Возобновились встречи с психологом.
— Ты ведь любила бегать, правда? — она ни разу не назвала меня Куницей, но также не называла и Пелькой, а когда не могла иначе, то называла меня по фамилии.
— Это было давно, — то, что было несколько месяцев назад, казалось мне безмерно далёким.
— Почему бы тебе не попробовать здесь? Если захочешь, сможешь заинтересовать этим девочек. Ты имеешь на них влияние и могла бы применить его с пользой.
— Нет смысла.
— Почему?
— Здесь человеку нельзя ничему отдаваться, потому что его будут этим шантажировать. Как только станет известно, что я люблю спорт, начнут заставлять учиться. Иначе фига.
— Но ведь ты и так обязана учиться.
— Я только присутствую.
Учёба была обязательной, но оценки никого не интересовали. Они являлись такой же абстракцией, как калории, микроэлементы, минеральные соли и что там ещё должно содержаться в нашем питании.

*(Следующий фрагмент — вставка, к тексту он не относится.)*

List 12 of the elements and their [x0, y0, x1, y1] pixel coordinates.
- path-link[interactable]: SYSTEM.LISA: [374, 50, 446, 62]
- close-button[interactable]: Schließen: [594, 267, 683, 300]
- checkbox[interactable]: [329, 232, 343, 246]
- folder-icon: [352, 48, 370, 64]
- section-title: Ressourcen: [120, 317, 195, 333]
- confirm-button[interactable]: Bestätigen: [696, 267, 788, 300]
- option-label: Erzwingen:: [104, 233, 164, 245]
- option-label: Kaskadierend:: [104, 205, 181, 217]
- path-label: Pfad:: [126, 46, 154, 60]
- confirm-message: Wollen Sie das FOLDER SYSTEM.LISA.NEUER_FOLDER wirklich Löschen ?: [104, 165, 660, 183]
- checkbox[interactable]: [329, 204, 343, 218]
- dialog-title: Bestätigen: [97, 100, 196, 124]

Нам давали поджаренный ячмень, забеленный жиденьким молоком, которое голубело и исчезало на глазах, хотя от госхоза, из которого его получали, до нашей кухни расстояние составляло десять километров; гороховый суп, изредка сдобренный шкварками, хлеб с маргарином, иногда смалец и по праздникам — зельц, дешёвую ливерную колбасу или кровяную колбасу с кашей.
Главным источником витаминов в первые месяцы года была капуста квашеная, а в остальные — не квашеная. Всем, что выходило за эти пределы, мы должны были обеспечивать себя самостоятельно.
Нас перевоспитывали добровольным трудом, по четыре часа ежедневно, в том же хозяйстве, откуда происходило анемичное молоко. От этих занятий даже мало кто увиливал: мы вполне хорошо чувствовали себя на поле или на току, где можно было съесть, сколько захочешь, моркови, огурцов, яблок, печёной в углях картошки и разной сезонной зелени, а также насладиться иллюзией свободы.